In this sample object, according to the order of you gave to these key-points, the direction of the metal part is now the green and red arrows.
Further more, if you give different order to these key-points, direction is also changed. For example, if the image above giving order P2 -> P1 -> A, then the direction would have changed(The direction is specifically defined while training the models).
Pipeline Overview
- As the image above shows, the Gray Mod Finder contains 5 sections in the whole flow:
Section 1: Used the camera to capture 3D data, then use Image Process (ROI operation)) to crop the area of interest for detection.
Section 2: Used DL Segment node with trained model to detect the objects in cropped area; then feeds it to Mod Finder node to generate the 2D poses.
Section 3: Use the reconstruct node projecting feature to map the 2D result from Mod Finder node into the 3D space.
Section 4: This section was used to crop the 3D model of the object, and use it for the alignment. And this section will only be executed once during the defining time.
Section 5: The alignment in this section was used to align the 3D model from section 4 into the 3D space.

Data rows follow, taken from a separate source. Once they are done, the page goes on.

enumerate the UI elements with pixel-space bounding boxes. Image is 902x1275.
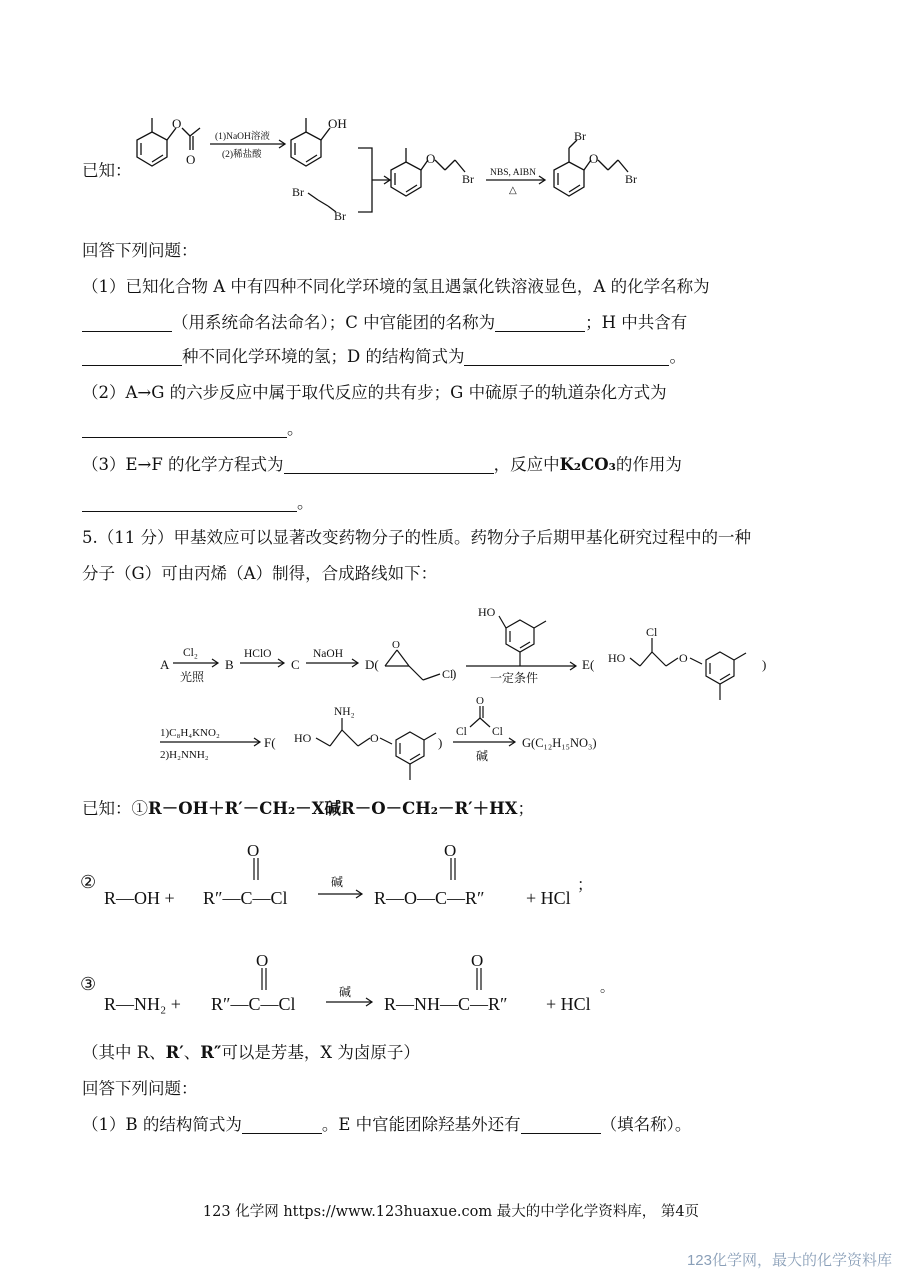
note-text-a: （其中 R、	[82, 1043, 166, 1062]
bromine-label-3: Br	[462, 172, 474, 186]
answer-blank[interactable]	[82, 347, 182, 366]
question-3-end: 。	[297, 493, 314, 512]
r2-base: 碱	[331, 875, 344, 889]
known-scheme-diagram	[0, 0, 902, 240]
r3-period: 。	[600, 981, 614, 996]
known-label-2: 已知：	[82, 799, 132, 818]
answer-intro-1: 回答下列问题：	[82, 241, 198, 260]
question-1-text-c: 种不同化学环境的氢；D 的结构简式为	[182, 347, 465, 366]
base-label: 碱	[476, 749, 489, 763]
question-3-line-1	[82, 454, 682, 476]
question-2-line-1: （2）A→G 的六步反应中属于取代反应的共有步；G 中硫原子的轨道杂化方式为	[82, 383, 667, 402]
e-ho: HO	[608, 651, 626, 665]
q5-1-text-b: 。E 中官能团除羟基外还有	[321, 1115, 521, 1134]
question-5-line-1: 5.（11 分）甲基效应可以显著改变药物分子的性质。药物分子后期甲基化研究过程中的一种	[82, 528, 751, 547]
circle-3: ③	[80, 974, 97, 994]
compound-a-label: A	[160, 657, 170, 672]
question-1-text-b: ；H 中共含有	[585, 313, 688, 332]
r2-acyl-chloride: R″—C—Cl	[203, 888, 288, 908]
k2co3-formula: K₂CO₃	[559, 455, 616, 474]
q5-1-text-c: （填名称）。	[600, 1115, 692, 1134]
condition-label: 一定条件	[490, 671, 539, 685]
bromine-label-2: Br	[334, 209, 346, 223]
circle-2: ②	[80, 872, 97, 892]
f-oxygen: O	[370, 731, 379, 745]
answer-blank[interactable]	[521, 1115, 601, 1134]
r3-hcl: + HCl	[546, 994, 591, 1014]
cresol-ho: HO	[478, 605, 496, 619]
answer-blank[interactable]	[242, 1115, 322, 1134]
d-chlorine: Cl	[442, 667, 454, 681]
phosgene-oxygen: O	[476, 695, 484, 707]
answer-blank[interactable]	[284, 455, 494, 474]
question-1-line-3	[82, 346, 686, 368]
r3-base: 碱	[339, 985, 352, 999]
epoxide-oxygen: O	[392, 639, 400, 651]
known-equation-1: R－OH＋R′－CH₂－X碱R－O－CH₂－R′＋HX	[148, 799, 518, 818]
naoh-reagent: NaOH	[313, 648, 344, 660]
phenol-oh-label: OH	[328, 116, 347, 131]
e-chlorine: Cl	[646, 625, 658, 639]
known-label: 已知：	[82, 161, 132, 180]
phosgene-cl-left: Cl	[456, 726, 467, 738]
question-2-line-2	[82, 418, 304, 440]
ether-oxygen-label-2: O	[589, 151, 599, 166]
watermark: 123化学网，最大的化学资料库	[686, 1252, 892, 1269]
bromine-label-4: Br	[574, 129, 586, 143]
compound-c-label: C	[291, 657, 300, 672]
question-5-line-2: 分子（G）可由丙烯（A）制得，合成路线如下：	[82, 564, 438, 583]
note-line	[82, 1042, 420, 1064]
r2-hcl: + HCl	[526, 888, 571, 908]
p3-carbonyl-o: O	[471, 951, 484, 970]
e-oxygen: O	[679, 651, 688, 665]
carbonyl-oxygen-label: O	[186, 152, 196, 167]
f-ho: HO	[294, 731, 312, 745]
r3-product: R—NH—C—R″	[384, 994, 508, 1014]
reagent-f2: 2)H₂NNH₂	[160, 749, 209, 761]
reagent-hcl-label: (2)稀盐酸	[222, 150, 262, 160]
compound-d-open: D(	[365, 657, 379, 672]
r2-semicolon: ；	[577, 877, 594, 894]
hclo-reagent: HClO	[244, 648, 272, 660]
compound-d-close: )	[452, 666, 457, 681]
answer-blank[interactable]	[82, 419, 287, 438]
question-1-end: 。	[669, 347, 686, 366]
answer-blank[interactable]	[82, 313, 172, 332]
note-r-double-prime: R″	[200, 1043, 222, 1062]
question-3-line-2	[82, 492, 314, 514]
note-r-prime: R′	[165, 1043, 184, 1062]
heat-label: △	[509, 185, 517, 196]
r2-carbonyl-o: O	[247, 841, 260, 860]
compound-f-close: )	[438, 735, 443, 750]
reagent-f1: 1)C₈H₄KNO₂	[160, 727, 220, 739]
compound-f-open: F(	[264, 735, 276, 750]
light-condition: 光照	[180, 670, 205, 684]
question-3-text-c: 的作用为	[615, 455, 682, 474]
r3-carbonyl-o: O	[256, 951, 269, 970]
p2-carbonyl-o: O	[444, 841, 457, 860]
known-equation-1-end: ；	[517, 799, 534, 818]
bromine-label-5: Br	[625, 172, 637, 186]
question-1-line-2	[82, 312, 687, 334]
answer-blank[interactable]	[82, 493, 297, 512]
compound-e-open: E(	[582, 657, 595, 672]
r3-amine: R—NH₂ +	[104, 994, 181, 1014]
known-reaction-2-diagram	[0, 838, 902, 938]
compound-b-label: B	[225, 657, 234, 672]
ester-oxygen-label: O	[172, 116, 182, 131]
question-1-line-1: （1）已知化合物 A 中有四种不同化学环境的氢且遇氯化铁溶液显色，A 的化学名称为	[82, 277, 710, 296]
r2-product: R—O—C—R″	[374, 888, 485, 908]
question-3-text-b: ，反应中	[493, 455, 560, 474]
ether-oxygen-label-1: O	[426, 151, 436, 166]
synthesis-route-diagram	[0, 590, 902, 790]
answer-intro-2: 回答下列问题：	[82, 1079, 198, 1098]
phosgene-cl-right: Cl	[492, 726, 503, 738]
compound-g-label: G(C₁₂H₁₅NO₃)	[522, 736, 597, 750]
known-reaction-3-diagram	[0, 946, 902, 1046]
nbs-reagent-label: NBS, AIBN	[490, 168, 536, 178]
answer-blank[interactable]	[464, 347, 669, 366]
r3-acyl-chloride: R″—C—Cl	[211, 994, 296, 1014]
compound-e-close: )	[762, 657, 767, 672]
f-nh2: NH₂	[334, 706, 355, 718]
note-text-b: 可以是芳基，X 为卤原子）	[221, 1043, 420, 1062]
answer-blank[interactable]	[495, 313, 585, 332]
page-footer: 123 化学网 https://www.123huaxue.com 最大的中学化学资料库， 第4页	[202, 1204, 700, 1220]
bromine-label-1: Br	[292, 185, 304, 199]
note-sep: 、	[183, 1043, 201, 1062]
chlorine-reagent: Cl₂	[183, 647, 198, 659]
question-3-text-a: （3）E→F 的化学方程式为	[82, 455, 284, 474]
q5-1-text-a: （1）B 的结构简式为	[82, 1115, 242, 1134]
r2-alcohol: R—OH +	[104, 888, 175, 908]
question-5-1	[82, 1114, 691, 1136]
known-line-1	[82, 798, 534, 820]
question-1-text-a: （用系统命名法命名）；C 中官能团的名称为	[172, 313, 496, 332]
question-2-end: 。	[287, 419, 304, 438]
reagent-naoh-label: (1)NaOH溶液	[215, 132, 270, 142]
circle-1: ①	[131, 799, 148, 818]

During the runtime, the execution flow is section 1 -> 2 -> 3 -> 5. And during the defining time, the execution flow is section 1 ->2 -> 3 -> 4 -> 5.
As the above image shows, the red and blue arrow is the data flow for the nodes. Red arrow is the detection flow of the flowchart; blue arrow is the flow for defining model in scene. And more details can be found with this workspace(TODO)
Tip
You can also learn about the main ideas behind the gray mod finder engine by watching this video tutorial. (TODO, record a video)
Placing the object under the camera
Place your object under the camera and try to put it as close as possible to the center of your working environment (center height of the working cell, and at the center of the image) to capture the sample image while making sure that the object is lying fully in the field of view of the camera. It’s useful to run the camera node continuously, and turn on the point cloud view to see the image quality of the object.
Define Region of interest
Usually the camera field of view will be larger than the region of interest, thus the first step usually is to setup the boundary for the useful information. You could execute the Image Process node with ROI operation, you can drag the ROI in the image to define your region of interest.
Define Model
The object model is defined in deep learning training, however you still need the object point cloud in order to align the object mask to the object in scene. For detail of deep learning model, checkout Deep Learning.
You still need to define object point cloud(.pcd) in Section 4. You should put the box area around the object. The box should includes the whole object and the object only. Sometimes might be hard to exclude the button of the container, it is okay to have a little bit of object excluded. To keep in mind that the box should still includes the major point cloud of the object.
Generate Poses
Reconstruct node generate the 3D poses from 2D poses. Applying the Mod Finder outputs to Reconstruct node. Reconstruct node uses pixels around the 2D pose and calculates the Z axis direction. At the end, DA Alignment node aligns the model point cloud with the objects in scene to precisely output the picking pose.